En définissant des normes sanitaires qui réduisent les activités à l'”essentiel”, la question est soulevée : qu’est-ce que l’“essence” de nos vies, l’activité irréductible même en cas de pandémie mondiale ? Vendre et acheter de la nourriture, soigner et se faire soigner, marcher 1h par jour. C’est apparemment tout. Réduire nos existences à ce noyau vital est à la fois l’occasion de se débarrasser du superflu, mais aussi d’ouvrir une réflexion sur ce qui nous anime, ce qui nous donne, intimement, un élan vital. Une réflexion qui s’élabore et est ponctuée par des découvertes comme celle du court métrage d’Eliot Ratinaud, Retour à l’Inouï (France, 2017).

Une histoire banale mais révolue

En fin de journée, une femme va danser. Du trajet en voiture tout en lignes de fuite à la préparation de la soirée, du visage transpirant ébloui des lumières de la nuit à la blancheur du matin, l’histoire de ce court-métrage est simple. Déchirement : cette simplicité est aujourd’hui impossible, reléguée aux livres d’histoire et à la réalité pré-Covid. Quand la fête, la danse, l’art sont évacués de nos vies, la plongée sensorielle dans la mouvance du corps que propose Retour à l’inouï est d’autant plus essentielle.

Retour à l'inouï

Une rave party silencieuse

L’initiation du personnage, de la concentration en voiture à l’abandon total dans la danse, se fait majoritairement en silence.
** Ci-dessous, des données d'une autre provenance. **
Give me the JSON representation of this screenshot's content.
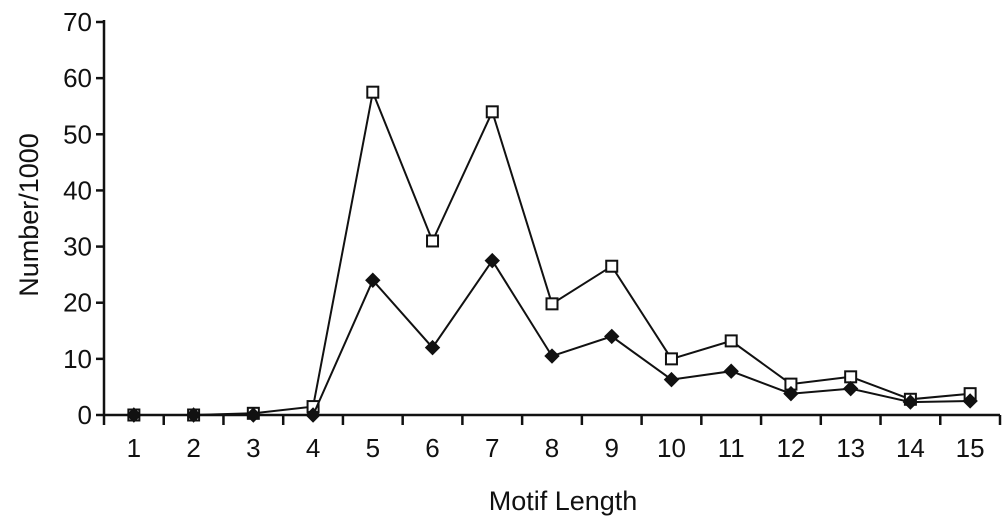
{
  "chart_data": {
    "type": "line",
    "title": "",
    "xlabel": "Motif Length",
    "ylabel": "Number/1000",
    "x": [
      1,
      2,
      3,
      4,
      5,
      6,
      7,
      8,
      9,
      10,
      11,
      12,
      13,
      14,
      15
    ],
    "xlim": [
      0.5,
      15.5
    ],
    "ylim": [
      0,
      70
    ],
    "yticks": [
      0,
      10,
      20,
      30,
      40,
      50,
      60,
      70
    ],
    "grid": false,
    "legend": "none",
    "series": [
      {
        "marker": "open-square",
        "color": "#111111",
        "values": [
          0,
          0,
          0.3,
          1.5,
          57.5,
          31,
          54,
          19.8,
          26.5,
          10,
          13.2,
          5.5,
          6.8,
          2.8,
          3.8
        ]
      },
      {
        "marker": "filled-diamond",
        "color": "#111111",
        "values": [
          0,
          0,
          0,
          0,
          24,
          12,
          27.5,
          10.5,
          14,
          6.3,
          7.8,
          3.8,
          4.7,
          2.3,
          2.5
        ]
      }
    ]
  }
}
D’ailleurs le film est qualifié de “muet”, et outre l’absence de paroles, c’est la disparition de la musique qui est d’autant plus notable qu’il s’agit d’une rave party. C’est par d’autres biais cinématographiques qu’Eliot Ratinaud documente le vécu. Ce film expérimental au sens d’expérience propage l’intensité sonore par le rythme des lumières, qui forment progressivement autant de ronds que de pleines lunes omniprésentes. C’est d’ailleurs dans la perspective d’un cinéma qui laisse place à une forme de recherche sensible autour du monde et de l’humain qui l’habite que le réalisateur s’est tourné vers le cinéma documentaire.

L’inouï de l’origine

Le titre est un paradoxe en lui-même, que le film ne vient que confirmer et exhiber. “Retour à l’inouï” fait à la fois référence au retour, donc à la répétition, au connu. Mais ce qui est répété, c’est l’“inouï”, c’est-à-dire littéralement “ce qui n’a jamais été entendu”. Toute la tension du film tient dans cet écart entre le connu et le surgissement, qui résume le trouble équilibre du vivant lui-même : c’est par la répétition du processus de reproduction que résultent les singularités individuelles. Peu à peu, du silence de la route aux rares beats de musique, le son se transforme en battements de cœur, comme si cette initiation devenait progressivement une seconde naissance dont la récidive et la primauté cohabitent pour former un moment dont l’essentialité ne fasse plus débat.